In the US, valaciclovir is approved for the treatment of a primary episode of genital herpes at a dose of 1000 mg twice a day for 7-10 days.
The use of 250 mg of famciclovir 3 times a day for 5-10 days is just as effective in the primary episode of genital herpes, as is the use of acyclovir.
During recurrences of the disease, acyclovir is administered orally 400 mg 3 times daily or 200 mg 5 times daily for 5 days. Although this treatment results in a reduction in the duration of virus isolation and manifestations of symptoms of individual episodes, the removal of the interval between relapses does not occur.
Valacyclovir is recommended for occasional treatment of recurrent genital herpes at 500 mg twice daily for 5 days.
Famciclovir is used as a means of episodic treatment of recurrent genital herpes at a dose of 125 mg orally twice a day for 5 days.
Preventive treatment of genital herpes
Preventive (preventive, suppressive) treatment of genital herpes consists in the use of acyclovir, valaciclovir or famciclovir in a continuous continuous regime. Such treatment is indicated to patients with a frequency of exacerbations from 6 episodes a year.

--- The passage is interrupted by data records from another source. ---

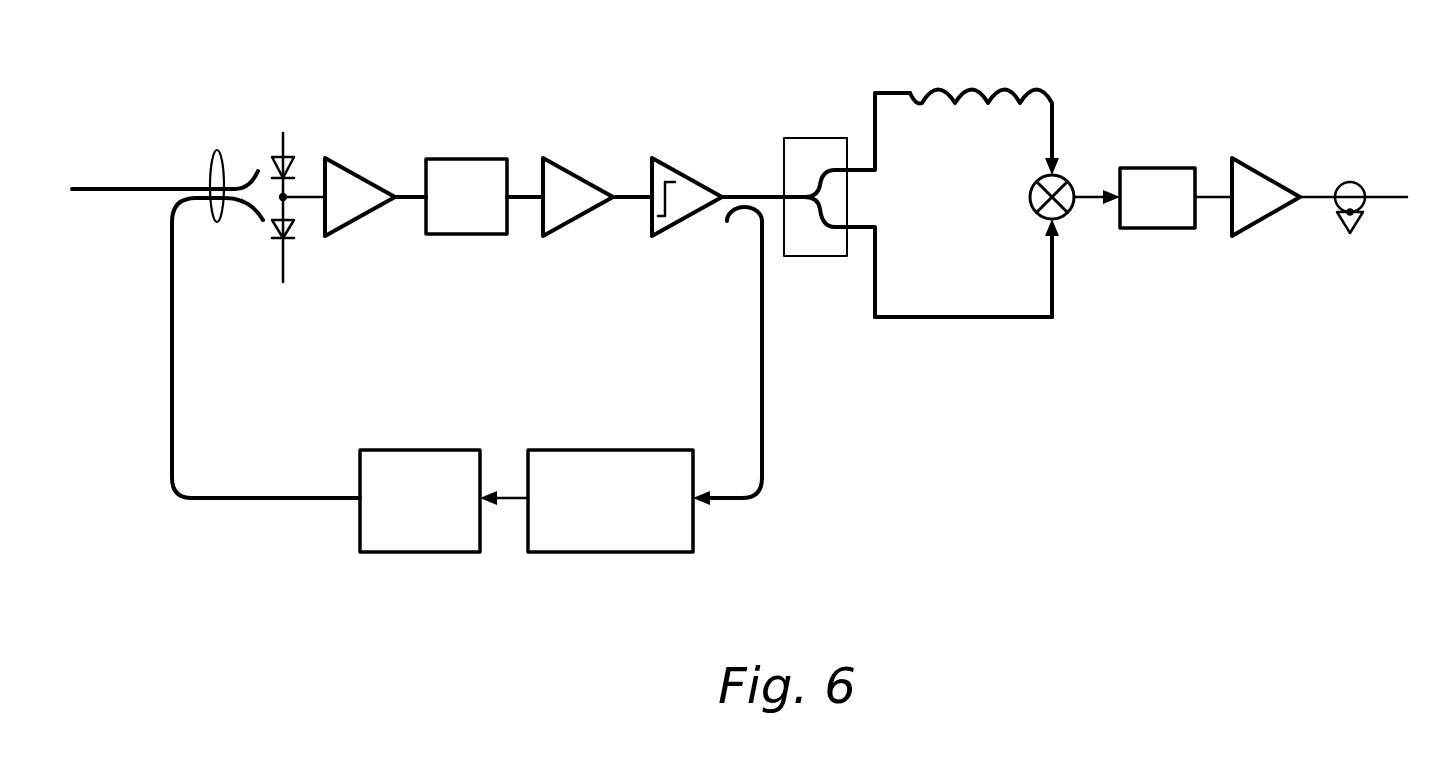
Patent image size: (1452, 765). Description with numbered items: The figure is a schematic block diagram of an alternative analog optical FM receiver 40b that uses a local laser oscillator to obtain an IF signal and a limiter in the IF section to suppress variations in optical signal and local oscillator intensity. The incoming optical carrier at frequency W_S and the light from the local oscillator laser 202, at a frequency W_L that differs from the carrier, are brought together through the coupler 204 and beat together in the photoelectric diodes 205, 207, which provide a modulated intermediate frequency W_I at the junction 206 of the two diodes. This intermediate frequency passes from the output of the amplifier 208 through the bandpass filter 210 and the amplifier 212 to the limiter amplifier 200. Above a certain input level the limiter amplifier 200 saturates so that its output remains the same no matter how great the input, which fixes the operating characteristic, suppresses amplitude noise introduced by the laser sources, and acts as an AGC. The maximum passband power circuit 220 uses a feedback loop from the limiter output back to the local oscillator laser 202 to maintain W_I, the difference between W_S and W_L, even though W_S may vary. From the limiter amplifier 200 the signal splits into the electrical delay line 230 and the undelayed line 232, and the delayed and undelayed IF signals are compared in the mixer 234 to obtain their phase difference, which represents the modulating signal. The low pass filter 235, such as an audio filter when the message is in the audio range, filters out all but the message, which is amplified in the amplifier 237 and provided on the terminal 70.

The heterodyne optical receiver 40b is at (663, 38).
The optical coupler 204 is at (216, 153).
The photoelectric diode 205 is at (277, 153).
The junction 206 is at (288, 201).
The photoelectric diode 207 is at (277, 227).
The amplifier 208 is at (341, 157).
The bandpass filter 210 is at (460, 158).
The amplifier 212 is at (573, 175).
The limiter amplifier 200 is at (688, 175).
The electrical delay line 230 is at (908, 93).
The undelayed line 232 is at (960, 318).
The mixer 234 is at (1063, 183).
The low pass filter 235 is at (1167, 168).
The amplifier 237 is at (1265, 175).
The terminal 70 is at (1362, 185).
The local oscillator laser 202 is at (440, 450).
The maximum passband power circuit 220 is at (622, 450).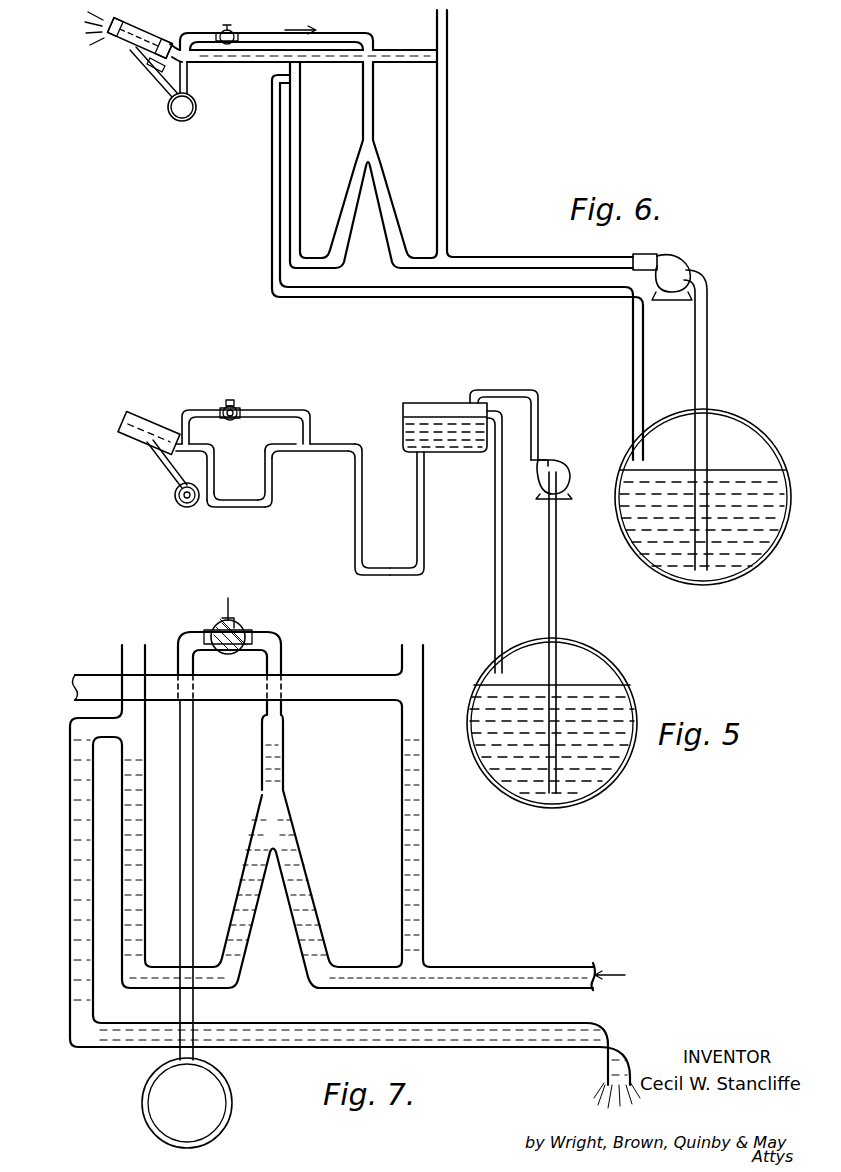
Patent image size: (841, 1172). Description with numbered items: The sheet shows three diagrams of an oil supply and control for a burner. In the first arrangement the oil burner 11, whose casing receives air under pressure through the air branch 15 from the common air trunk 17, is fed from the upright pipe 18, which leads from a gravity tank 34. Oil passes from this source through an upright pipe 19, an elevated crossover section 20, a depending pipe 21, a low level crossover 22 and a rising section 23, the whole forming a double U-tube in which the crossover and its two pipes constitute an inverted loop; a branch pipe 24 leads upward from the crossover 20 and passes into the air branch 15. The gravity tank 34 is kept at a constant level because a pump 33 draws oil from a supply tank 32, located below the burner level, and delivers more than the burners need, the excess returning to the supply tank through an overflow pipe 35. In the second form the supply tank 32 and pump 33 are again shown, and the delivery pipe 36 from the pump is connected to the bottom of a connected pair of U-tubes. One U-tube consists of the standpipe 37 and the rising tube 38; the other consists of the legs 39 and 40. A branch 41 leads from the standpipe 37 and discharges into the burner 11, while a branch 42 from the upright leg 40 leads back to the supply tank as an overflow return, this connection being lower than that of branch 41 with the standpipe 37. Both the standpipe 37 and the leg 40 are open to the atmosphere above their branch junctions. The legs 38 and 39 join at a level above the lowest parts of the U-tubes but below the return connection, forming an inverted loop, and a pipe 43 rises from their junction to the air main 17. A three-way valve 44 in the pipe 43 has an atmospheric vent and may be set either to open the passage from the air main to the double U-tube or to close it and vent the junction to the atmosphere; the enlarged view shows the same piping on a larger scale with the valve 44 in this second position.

In FIG. 6, the oil burner 11 is at (148, 38).
In FIG. 5, the oil burner 11 is at (143, 425).
In FIG. 6, the air branch 15 is at (150, 73).
In FIG. 5, the air branch 15 is at (165, 465).
In FIG. 6, the air trunk 17 is at (184, 122).
In FIG. 5, the air trunk 17 is at (178, 505).
In FIG. 7, the air trunk 17 is at (207, 1083).
In FIG. 5, the upright pipe 18 is at (419, 495).
In FIG. 5, the upright pipe 19 is at (362, 512).
In FIG. 5, the elevated crossover section 20 is at (334, 450).
In FIG. 5, the depending pipe 21 is at (274, 482).
In FIG. 5, the low level crossover 22 is at (230, 508).
In FIG. 5, the rising section 23 is at (212, 468).
In FIG. 5, the branch pipe 24 is at (285, 415).
In FIG. 6, the supply tank 32 is at (738, 438).
In FIG. 5, the supply tank 32 is at (592, 670).
In FIG. 6, the pump 33 is at (688, 272).
In FIG. 5, the pump 33 is at (552, 463).
In FIG. 5, the gravity tank 34 is at (423, 410).
In FIG. 5, the overflow pipe 35 is at (498, 508).
In FIG. 6, the delivery pipe 36 is at (512, 258).
In FIG. 7, the delivery pipe 36 is at (515, 966).
In FIG. 6, the standpipe 37 is at (448, 155).
In FIG. 7, the standpipe 37 is at (414, 868).
In FIG. 6, the rising tube 38 is at (389, 192).
In FIG. 7, the rising tube 38 is at (306, 906).
In FIG. 6, the leg 39 is at (352, 192).
In FIG. 7, the leg 39 is at (256, 860).
In FIG. 6, the upright leg 40 is at (300, 150).
In FIG. 7, the upright leg 40 is at (136, 842).
In FIG. 6, the branch 41 is at (399, 50).
In FIG. 7, the branch 41 is at (327, 684).
In FIG. 6, the branch 42 is at (272, 138).
In FIG. 7, the branch 42 is at (78, 840).
In FIG. 6, the pipe 43 is at (374, 92).
In FIG. 7, the pipe 43 is at (285, 745).
In FIG. 6, the three-way valve 44 is at (233, 34).
In FIG. 7, the three-way valve 44 is at (213, 628).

Daily intake of 400 mg of acyclovir orally 2 times a day prevents the development of recurrences of genital herpes. With this use, the frequency of exacerbations decreases by 80%, and in 25-30% of patients during the entire period of acyclovir, they do not occur at all.
Valacyclovir is recommended for suppressive therapy at a dose of 500 mg orally once a day (for patients who have no more than 10 relapses per year) or once a day (for patients who have more than one relapse per year).
Famiyclovir is also effective in suppressing recurrent genital herpes at a dose of 250 mg orally 2 times a day.
External treatment is the same as with simple vesicle abscess.